The papercraft look and the soundtrack are really good and add a lot to the atmosphere in the game. However, you quickly get the feeling of "style over substance" here, since the gameplay mechanics seem superimposed and are not the core of the game. As good as the style looks and the soundtrack may sound, the overall flow of the game is poor. The motivation to start a new run is extremely low when you're already allowed to collect three bottles to satisfy an NPC or turn over hundreds of items only to discover coins again. The procedurally generated levels are also not exactly conducive when it comes to a beautifully designed game world. One notices far too often that certain rooms are useless and yet appear far too the same. You can virtually watch the parameters as the room is created. Four walls, three pieces of furniture that stand on the walls and are searchable, possibly an NPC and there is a certain percentage chance that a piece of furniture will "suddenly" fall over and cause you damage. You as a player should then please get a fright, even if it couldn't be dull.

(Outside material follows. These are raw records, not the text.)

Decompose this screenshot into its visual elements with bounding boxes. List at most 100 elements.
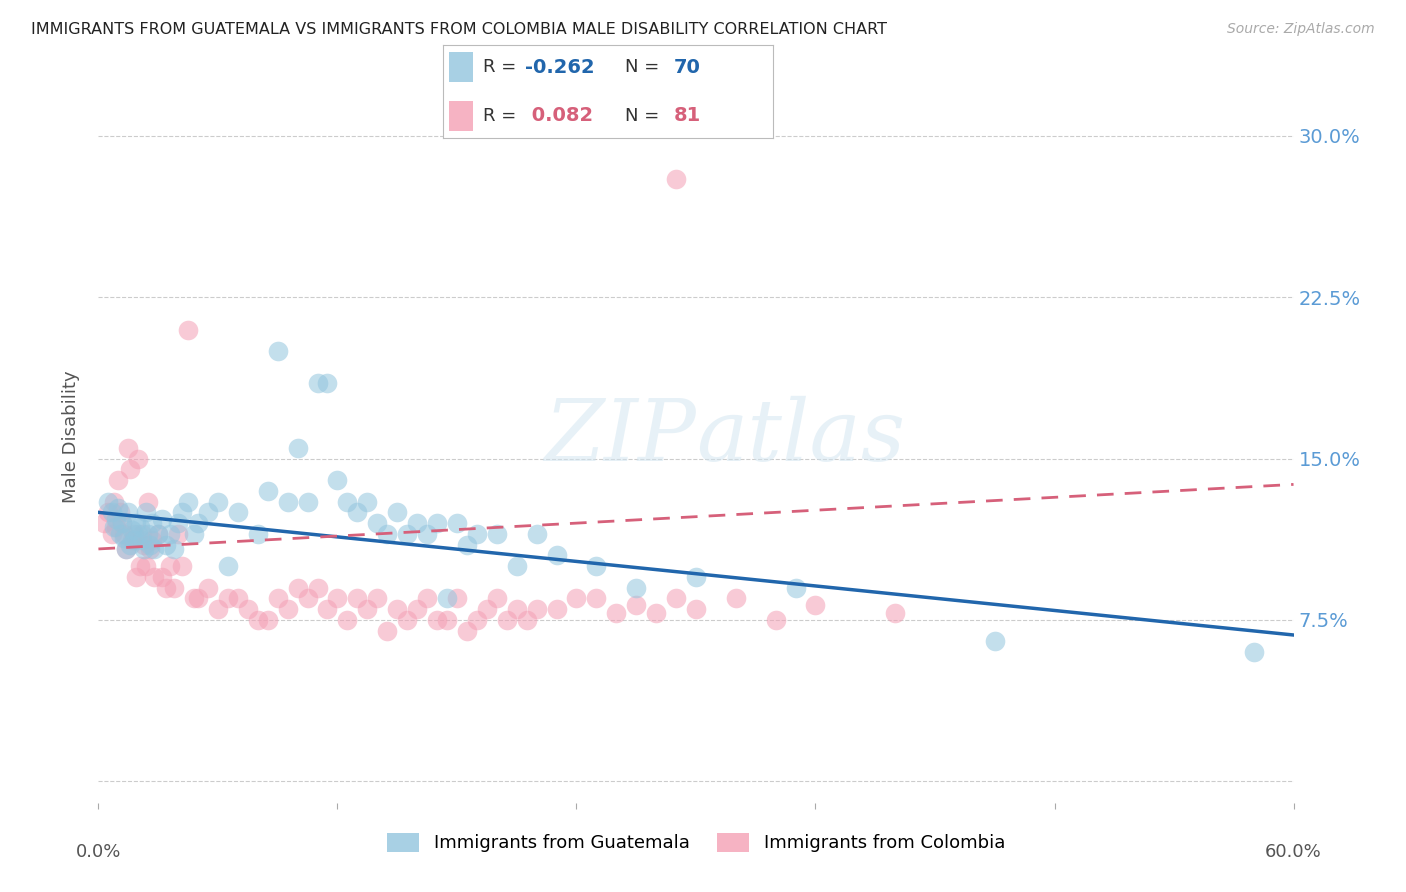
Point <box>626 581 648 595</box>
Point <box>112 527 135 541</box>
Point <box>97 505 120 519</box>
Point <box>115 541 138 556</box>
Point <box>375 624 398 638</box>
Point <box>127 451 149 466</box>
Point <box>436 591 458 606</box>
Point <box>112 531 135 545</box>
Point <box>117 441 139 455</box>
Point <box>101 527 124 541</box>
Point <box>297 591 319 606</box>
Point <box>141 516 163 530</box>
Point <box>136 494 159 508</box>
Point <box>346 505 368 519</box>
Point <box>436 613 458 627</box>
Point <box>246 613 269 627</box>
Point <box>103 494 125 508</box>
Text: R =: R = <box>482 58 522 76</box>
Point <box>127 527 149 541</box>
Point <box>124 527 146 541</box>
Point <box>125 516 148 530</box>
Point <box>124 533 146 548</box>
Point <box>256 483 278 498</box>
Point <box>416 591 439 606</box>
Point <box>172 559 194 574</box>
Point <box>446 591 468 606</box>
Point <box>406 602 429 616</box>
Point <box>546 549 568 563</box>
Point <box>197 581 219 595</box>
Point <box>375 527 398 541</box>
Point <box>150 570 173 584</box>
Point <box>217 591 239 606</box>
Point <box>277 494 299 508</box>
Text: 60.0%: 60.0% <box>1265 843 1322 861</box>
Point <box>207 494 229 508</box>
Point <box>416 527 439 541</box>
Point <box>366 516 388 530</box>
Point <box>287 441 309 455</box>
Point <box>177 322 200 336</box>
Point <box>495 613 517 627</box>
Point <box>120 462 142 476</box>
Text: 0.0%: 0.0% <box>76 843 121 861</box>
Point <box>139 538 162 552</box>
Point <box>101 505 124 519</box>
Point <box>159 559 181 574</box>
Point <box>526 602 548 616</box>
Point <box>396 613 419 627</box>
Text: Source: ZipAtlas.com: Source: ZipAtlas.com <box>1227 22 1375 37</box>
Point <box>516 613 538 627</box>
Point <box>177 494 200 508</box>
Text: R =: R = <box>482 107 522 125</box>
Point <box>167 527 190 541</box>
Point <box>183 591 205 606</box>
Point <box>141 533 163 548</box>
Point <box>187 591 209 606</box>
Point <box>356 602 378 616</box>
Point <box>143 541 166 556</box>
Point <box>148 527 170 541</box>
Point <box>139 541 162 556</box>
Point <box>136 527 159 541</box>
Point <box>143 570 166 584</box>
Point <box>765 613 787 627</box>
Point <box>197 505 219 519</box>
Point <box>336 494 359 508</box>
Point <box>167 516 190 530</box>
Point <box>105 520 128 534</box>
Point <box>406 516 429 530</box>
Point <box>506 602 529 616</box>
Point <box>246 527 269 541</box>
Point <box>685 602 707 616</box>
Point <box>465 613 488 627</box>
Point <box>724 591 747 606</box>
Point <box>307 376 329 391</box>
Point <box>121 523 143 537</box>
Point <box>485 591 508 606</box>
Point <box>446 516 468 530</box>
Text: 0.082: 0.082 <box>526 106 593 125</box>
Point <box>526 527 548 541</box>
Point <box>93 516 115 530</box>
Point <box>155 538 177 552</box>
Point <box>129 520 152 534</box>
Point <box>110 505 132 519</box>
Point <box>316 376 339 391</box>
Point <box>111 516 134 530</box>
Point <box>236 602 259 616</box>
Point <box>605 607 627 621</box>
Point <box>316 602 339 616</box>
Point <box>131 527 153 541</box>
Point <box>148 527 170 541</box>
Point <box>585 591 607 606</box>
Point <box>226 591 249 606</box>
Point <box>307 581 329 595</box>
Point <box>105 512 128 526</box>
Point <box>163 541 186 556</box>
Legend: Immigrants from Guatemala, Immigrants from Colombia: Immigrants from Guatemala, Immigrants fr… <box>380 826 1012 860</box>
Text: IMMIGRANTS FROM GUATEMALA VS IMMIGRANTS FROM COLOMBIA MALE DISABILITY CORRELATIO: IMMIGRANTS FROM GUATEMALA VS IMMIGRANTS … <box>31 22 887 37</box>
Point <box>385 505 409 519</box>
Point <box>984 634 1007 648</box>
Point <box>546 602 568 616</box>
Point <box>475 602 498 616</box>
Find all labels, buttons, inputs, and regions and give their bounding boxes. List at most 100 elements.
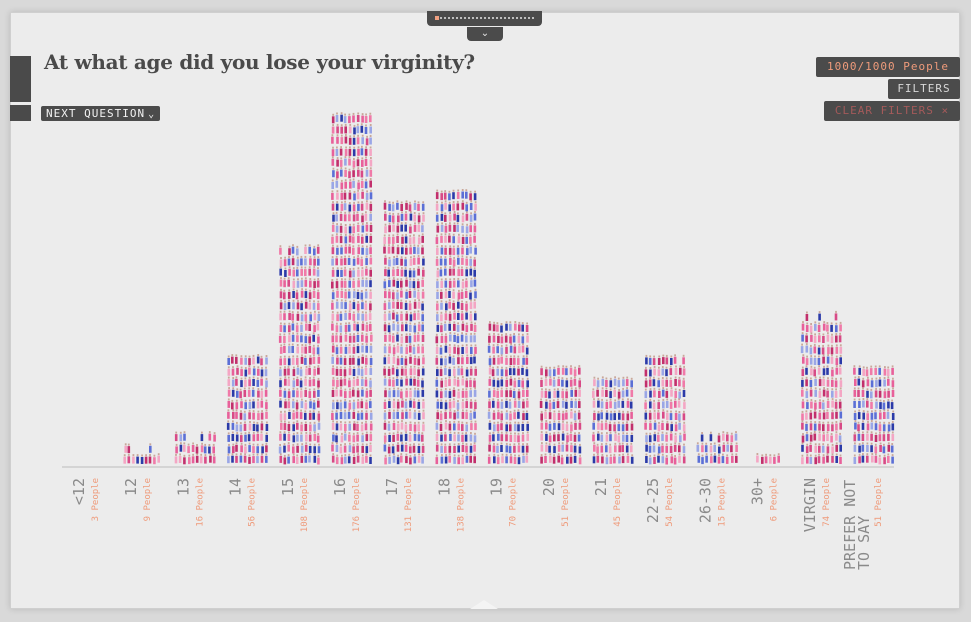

But wasn't there also talk of a horror title? The mansion is said to be spooky and occasionally uses jumpscares, but they really shouldn't scare anyone. The entire story about Toby comes across as trashy and humorous and can actually only be classified in the horror genre by the setting. There would have been a lot more there. Technically, the switch port can be described as okay at best. The game often drops below 30 FPS and noticeably jerks, which definitely cannot be excused given the level of detail and the general appearance. The controls are definitely designed for mouse and keyboard, which you will notice for the first time in the menus at the latest. Anyone who still develops mouse pointers that can be moved using an analog stick in the best Destiny manner has understood absolutely nothing about good menu navigation and should torment yourself through your own menus.